Employers Are Focused on Remodeling Workplace Benefits

Among large employers that responded to a Mercer survey, 11% offer free employee-only coverage in at least one medical plan option and another 11% are considering it.

Employers are focused on enhancing health and benefits packages to recruit and retain workers, according to “Health & Benefit Strategies for 2023,” a Mercer survey report.

The survey, which examined how companies are reworking benefit programs as they engage in a battle for talent exacerbated by the current tight labor market and volatile economic conditions, found that 65% of all employers that responded to the survey plan to make benefit enhancements for 2023.

“Employers are grappling with finding a delicate balance between what they need to do for talent attraction and retention in tight labor markets versus the challenges of the current economic environment,” Tracy Watts, senior partner and national leader for U.S. health policy at Mercer, stated in a release. “Employers need to be really thoughtful and specific about their benefits enhancements to ensure they will get a return on their investment. This requires an understanding of the values and needs of their unique workforce.”

The survey separated results by employer size instead of reporting aggregated results that combined all sizes. Small employers, or those with fewer than 500 employees, constituted 36% of the survey respondents; large employers, with 500 to 4,999 employees, 46%; and very large employers, with 5,000 or more workers, 18%. 

The survey found that 70% of all large employers plan to enhance benefits for 2023, while 65% are planning some enhancements and 5% plan significant enhancements. Very large employers were the most likely to say they are planning significant enhancements at 7%. And, among large employers, 16% reported that enhanced benefits were introduced in 2022 and that additional changes are not planned in 2023, and 14% are not planning to enhance benefits, Mercer found. Meanwhile, among small employers, 53% are planning enhancements.

As employers focus on their strategic planning needs for 2023 and beyond, the need to attract and retain employees in the current tight labor market is a big concern, according to the survey.

“Compensation alone doesn’t build the kind of engagement and sense of belonging that a well-designed benefit program can,” the report states.  

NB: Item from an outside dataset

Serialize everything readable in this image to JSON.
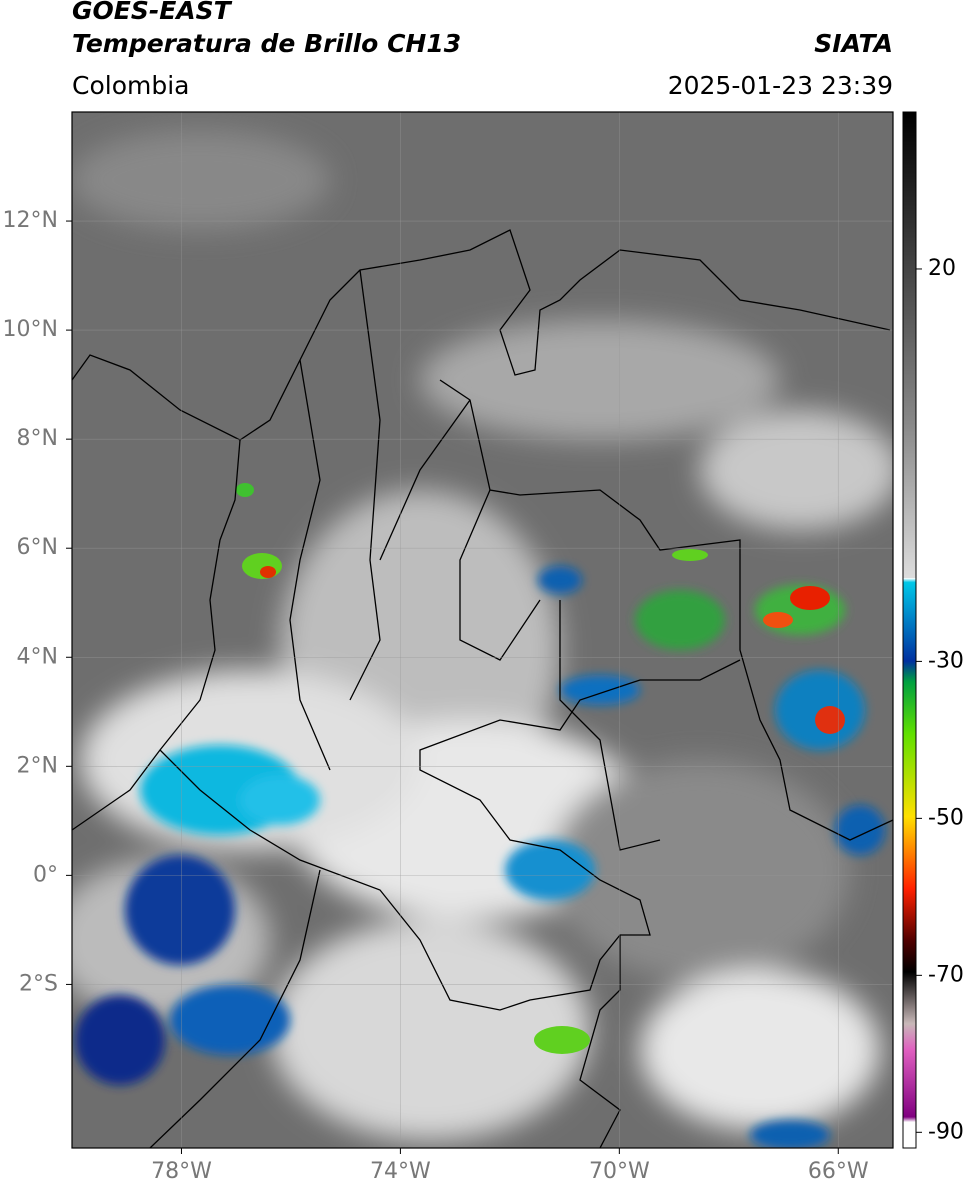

Health care plan sponsors are shortening retirement plan vesting periods to attract and retain talent. This comes at a time when a 65-year-old couple retiring this year can expect to spend an average of $315,000 on health care costs throughout retirement, according to Fidelity’s estimate.  

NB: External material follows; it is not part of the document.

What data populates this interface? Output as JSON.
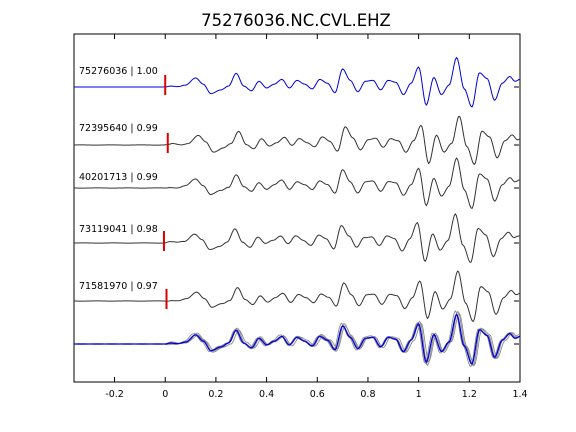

Lowering the cost of health care is a top concern for workers, and some employers have responded by considering plan design changes, the Mercer survey found.

High-deductible plans have grown in recent years, and, when paired with a health savings account, they can be used to invest for future health care expenses and lower future costs. However, as the report notes, “While high-deductible health plans have grown rapidly over the past decade, employers have recognized that these plans aren’t a good fit for some employees.”

The survey found that among large employers, 41% will provide a medical plan option with a low deductible or even no deductible, such as a copay-based plan, in 2023, and 11% are considering it.

Mercer also found that among large employers, 11% offer free employee-only coverage with no paycheck deductions for at least one medical plan option and that 11% are considering it.

“While free employee-only coverage historically has been relatively common among small employers–29% currently offering—it is a newer strategy for large employers,” the report states. “Employers in high-tech industries were early adopters, but more recently we’ve seen employers advertising free coverage for high demand/low supply jobs such as truck drivers.”

The data show that for large employers there is a special focus on enhancing benefits for hourly and low-wage workers.

“In today’s competitive labor market, employees are able to leave jobs for others offering only slightly higher pay,” Watts said. “Employers are looking to create a stronger bond with this workforce by offering health and well-being benefits and resources that their employees will value.”

Among large employers, 20% have prioritized hourly employees as an employee group targeted for benefit enhancements, while 15% have targeted low-wage workers, 14% highly skilled workers and 13% workers at the entry level, Mercer found.

“While hourly workers are the group most likely to be singled out for special attention across all industries, highly skilled workers are the priority for large health care employers (24%),” the report states.

The survey found that 65% of large employers are not prioritizing any group for benefit enhancements.

The survey was conducted this year from April 26 to May 13. It comprises responses from 708 employers.